A $15,000 BioCharger device was recently spruiked by celebrity chef Pete Evans who claimed it could treat a range of ailments, including COVID-19. “It’s programmed with about 1,000 different recipes, there’s one in there for the Wuhan coronavirus,” Evans said.
Peak medical groups have criticised Evans saying that claims this device could be used to treat coronavirus are baseless, ill-informed and dangerous.
Science-Based Medicine says, ‘BioCharger’s claims are too silly to take seriously. It’s based on fantasy, not science and at $15,000 it’s pretty expensive for a placebo’.

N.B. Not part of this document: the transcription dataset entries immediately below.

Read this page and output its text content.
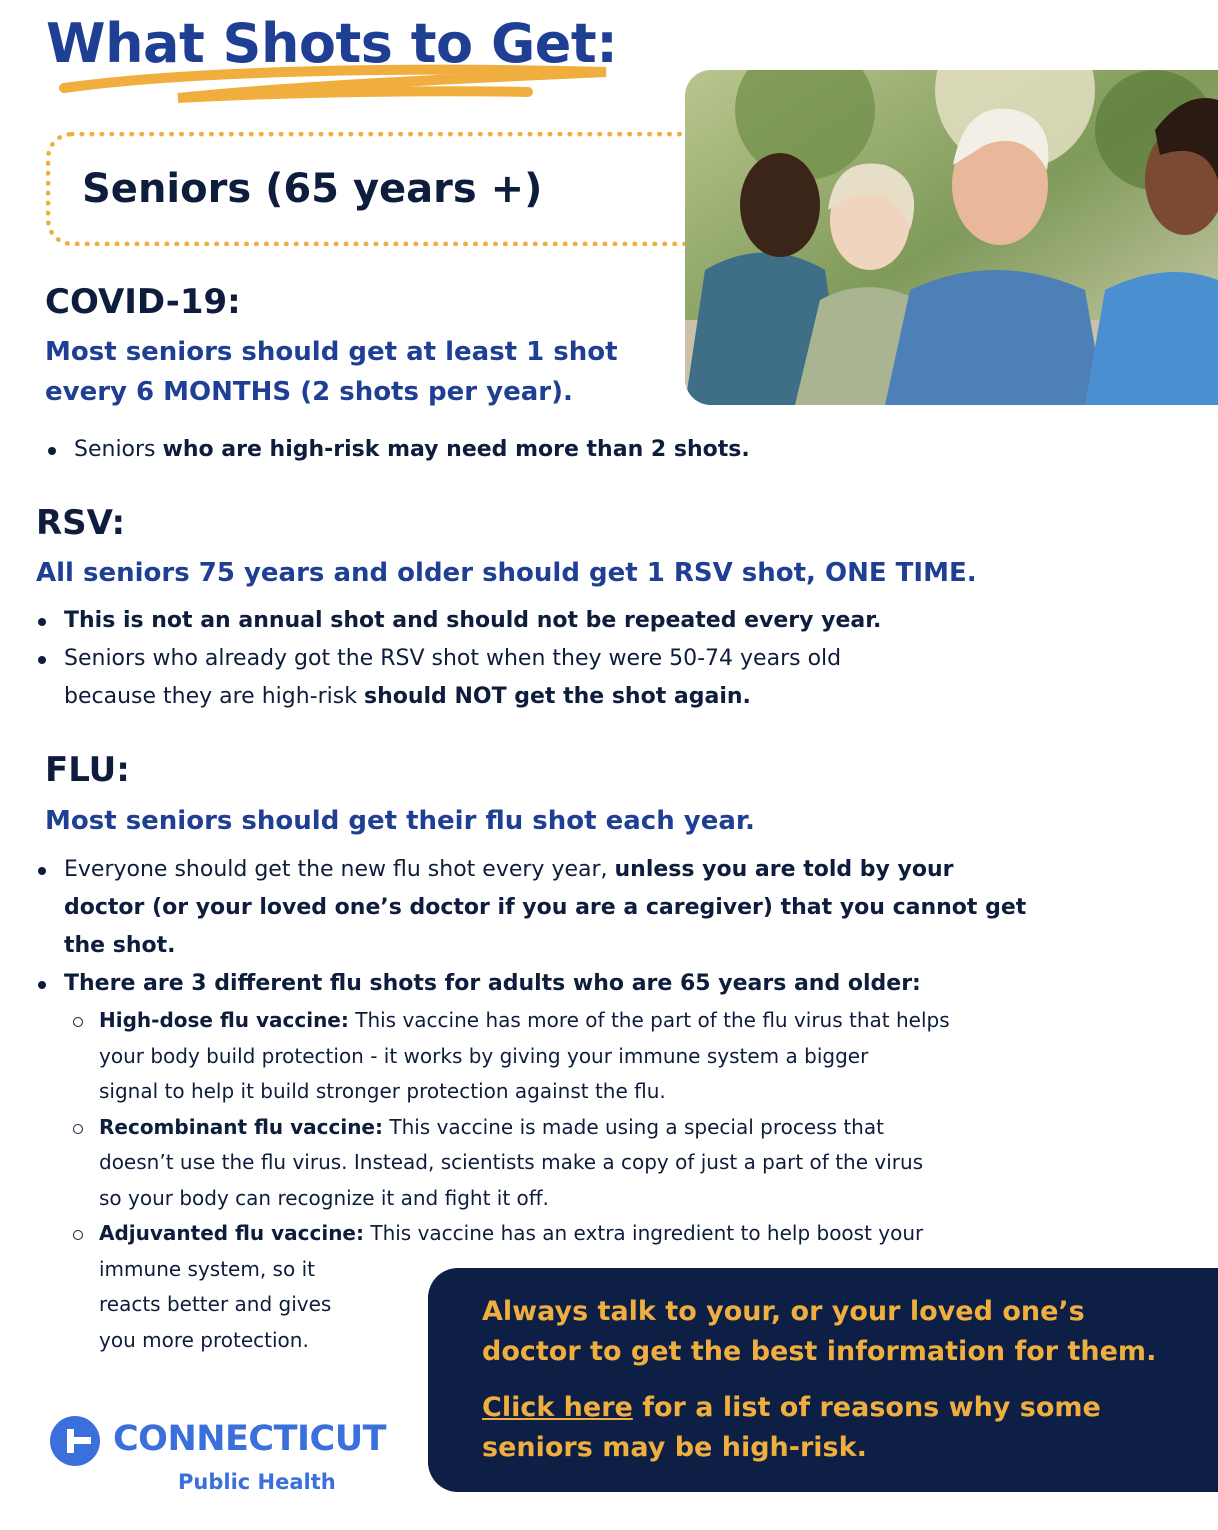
What Shots to Get:
Seniors (65 years +)
COVID-19:
Most seniors should get at least 1 shot
every 6 MONTHS (2 shots per year).
Seniors who are high-risk may need more than 2 shots.
RSV:
All seniors 75 years and older should get 1 RSV shot, ONE TIME.
This is not an annual shot and should not be repeated every year.
Seniors who already got the RSV shot when they were 50-74 years old
because they are high-risk should NOT get the shot again.
FLU:
Most seniors should get their flu shot each year.
Everyone should get the new flu shot every year, unless you are told by your
doctor (or your loved one’s doctor if you are a caregiver) that you cannot get
the shot.
There are 3 different flu shots for adults who are 65 years and older:
High-dose flu vaccine: This vaccine has more of the part of the flu virus that helps
your body build protection - it works by giving your immune system a bigger
signal to help it build stronger protection against the flu.
Recombinant flu vaccine: This vaccine is made using a special process that
doesn’t use the flu virus. Instead, scientists make a copy of just a part of the virus
so your body can recognize it and fight it off.
Adjuvanted flu vaccine: This vaccine has an extra ingredient to help boost your
immune system, so it
reacts better and gives
you more protection.
Always talk to your, or your loved one’s
doctor to get the best information for them.
Click here for a list of reasons why some
seniors may be high-risk.
CONNECTICUT
Public Health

The TGA said it, ‘encourages anyone with concerns in relation to COVID-19 related claims being made about a therapeutic good to provide information via the online advertising complaint form‘. A Friends of Science in Medicine member has now submitted a formal complaint (AC-1S6DPV6J/2020) to the TGA.

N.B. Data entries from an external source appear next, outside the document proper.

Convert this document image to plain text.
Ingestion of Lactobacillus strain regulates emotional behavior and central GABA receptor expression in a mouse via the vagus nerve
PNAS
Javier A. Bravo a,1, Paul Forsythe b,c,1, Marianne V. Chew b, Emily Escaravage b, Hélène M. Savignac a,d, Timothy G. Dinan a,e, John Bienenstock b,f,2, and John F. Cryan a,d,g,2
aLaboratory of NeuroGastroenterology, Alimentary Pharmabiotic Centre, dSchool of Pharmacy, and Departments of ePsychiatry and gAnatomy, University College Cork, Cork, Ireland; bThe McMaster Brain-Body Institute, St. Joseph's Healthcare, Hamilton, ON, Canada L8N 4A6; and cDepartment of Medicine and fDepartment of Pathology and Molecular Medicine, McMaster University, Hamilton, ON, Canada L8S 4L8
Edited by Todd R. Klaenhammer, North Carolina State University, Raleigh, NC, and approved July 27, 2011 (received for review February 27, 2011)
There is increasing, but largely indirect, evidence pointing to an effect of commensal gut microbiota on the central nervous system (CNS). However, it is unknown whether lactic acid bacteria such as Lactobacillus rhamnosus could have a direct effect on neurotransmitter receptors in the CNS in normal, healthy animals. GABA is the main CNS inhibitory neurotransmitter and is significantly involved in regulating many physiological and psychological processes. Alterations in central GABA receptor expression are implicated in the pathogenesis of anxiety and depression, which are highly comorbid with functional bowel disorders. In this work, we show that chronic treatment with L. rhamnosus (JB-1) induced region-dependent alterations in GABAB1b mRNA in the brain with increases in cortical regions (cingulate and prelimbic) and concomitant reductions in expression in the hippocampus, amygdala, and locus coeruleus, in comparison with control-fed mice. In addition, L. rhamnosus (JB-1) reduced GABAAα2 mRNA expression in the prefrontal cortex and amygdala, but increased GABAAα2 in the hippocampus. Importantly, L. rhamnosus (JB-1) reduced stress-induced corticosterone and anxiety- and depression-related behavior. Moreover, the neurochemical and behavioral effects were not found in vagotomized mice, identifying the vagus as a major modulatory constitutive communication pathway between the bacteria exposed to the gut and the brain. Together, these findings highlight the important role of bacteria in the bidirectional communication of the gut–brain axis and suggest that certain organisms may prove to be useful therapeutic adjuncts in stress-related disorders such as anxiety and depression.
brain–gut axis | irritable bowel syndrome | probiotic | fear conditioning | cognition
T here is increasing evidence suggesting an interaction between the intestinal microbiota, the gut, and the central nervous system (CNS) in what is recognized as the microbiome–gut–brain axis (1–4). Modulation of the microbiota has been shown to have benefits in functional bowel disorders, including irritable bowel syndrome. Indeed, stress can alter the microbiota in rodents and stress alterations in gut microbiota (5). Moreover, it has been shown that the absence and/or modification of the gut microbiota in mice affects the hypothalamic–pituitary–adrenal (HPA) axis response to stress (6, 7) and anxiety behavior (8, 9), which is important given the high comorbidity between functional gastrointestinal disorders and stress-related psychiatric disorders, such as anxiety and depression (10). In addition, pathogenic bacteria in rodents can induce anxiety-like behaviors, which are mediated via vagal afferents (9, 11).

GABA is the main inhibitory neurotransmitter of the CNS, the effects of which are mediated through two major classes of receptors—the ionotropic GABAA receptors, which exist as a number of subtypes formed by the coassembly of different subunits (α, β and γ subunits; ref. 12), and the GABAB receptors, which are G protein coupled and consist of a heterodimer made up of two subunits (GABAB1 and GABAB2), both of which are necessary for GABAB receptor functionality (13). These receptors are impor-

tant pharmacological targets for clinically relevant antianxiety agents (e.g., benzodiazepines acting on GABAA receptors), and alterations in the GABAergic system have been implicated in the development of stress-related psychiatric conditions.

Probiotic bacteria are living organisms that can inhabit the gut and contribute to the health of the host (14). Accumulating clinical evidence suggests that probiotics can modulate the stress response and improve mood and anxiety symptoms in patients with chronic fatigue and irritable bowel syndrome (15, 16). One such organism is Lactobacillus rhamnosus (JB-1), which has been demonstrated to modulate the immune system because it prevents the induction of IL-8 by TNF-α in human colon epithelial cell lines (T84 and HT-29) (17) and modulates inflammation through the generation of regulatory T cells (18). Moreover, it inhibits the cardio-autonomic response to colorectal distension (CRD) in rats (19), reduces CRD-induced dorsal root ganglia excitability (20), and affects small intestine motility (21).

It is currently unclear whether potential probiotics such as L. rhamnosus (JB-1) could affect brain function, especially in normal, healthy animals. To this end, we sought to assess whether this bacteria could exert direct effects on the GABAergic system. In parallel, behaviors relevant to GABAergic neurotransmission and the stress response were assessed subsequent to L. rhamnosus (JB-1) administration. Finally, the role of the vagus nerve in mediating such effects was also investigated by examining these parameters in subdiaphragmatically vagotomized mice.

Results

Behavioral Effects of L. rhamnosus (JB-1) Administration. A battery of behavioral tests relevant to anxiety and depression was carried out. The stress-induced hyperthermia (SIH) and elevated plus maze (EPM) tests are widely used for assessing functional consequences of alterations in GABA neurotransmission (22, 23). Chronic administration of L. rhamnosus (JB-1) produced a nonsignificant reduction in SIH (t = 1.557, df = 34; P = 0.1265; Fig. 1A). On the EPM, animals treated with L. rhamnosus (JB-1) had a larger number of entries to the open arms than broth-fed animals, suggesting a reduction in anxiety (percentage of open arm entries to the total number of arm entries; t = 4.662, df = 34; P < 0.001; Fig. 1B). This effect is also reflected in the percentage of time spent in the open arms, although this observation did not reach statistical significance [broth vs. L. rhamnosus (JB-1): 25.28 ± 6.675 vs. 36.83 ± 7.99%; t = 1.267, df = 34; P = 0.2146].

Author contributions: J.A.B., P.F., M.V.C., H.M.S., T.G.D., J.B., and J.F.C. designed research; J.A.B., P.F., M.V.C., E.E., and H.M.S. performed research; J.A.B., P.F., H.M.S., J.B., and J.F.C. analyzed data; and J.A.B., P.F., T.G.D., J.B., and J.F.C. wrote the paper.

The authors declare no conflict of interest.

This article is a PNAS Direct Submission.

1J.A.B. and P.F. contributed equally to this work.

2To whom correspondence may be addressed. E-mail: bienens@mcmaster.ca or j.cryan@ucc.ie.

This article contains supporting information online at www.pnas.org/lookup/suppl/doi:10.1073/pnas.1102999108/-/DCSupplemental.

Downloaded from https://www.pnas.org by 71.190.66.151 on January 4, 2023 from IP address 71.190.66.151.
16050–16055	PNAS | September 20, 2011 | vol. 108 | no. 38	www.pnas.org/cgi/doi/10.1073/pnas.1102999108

It has also been suggested that celebrity chef Pete Evans should be reported to the Australian Competition & Consumer Commission (ACCC) as his claims for the BioCharger device are in breach of Australian Consumer Law (Competition and Consumer Act 2010 (Cth) Schedule 2 s. 18, 29, 224, 232 and the Competition and Consumer Act 2010 (Cth) s 137H). Prosecution of a similar matter by the ACCC in the Federal Court resulted in heavy fines on Fran Sheffield and Homeopathy Plus.
I have now referred this matter to the ACCC. It will be interesting to see which regulator will act, when and to what effect.
Update 24 April 2020
Following receipt of a number of complaints about the promotion of a ‘BioCharger’ device the TGA has fined Pete Evans’ company $25,200 for alleged COVID-19 advertising breaches.
Concern was expressed that the fine was less than the cost of two machines that Evans was flogging, was hardly a deterrent and the penalties available to the TGA are too low.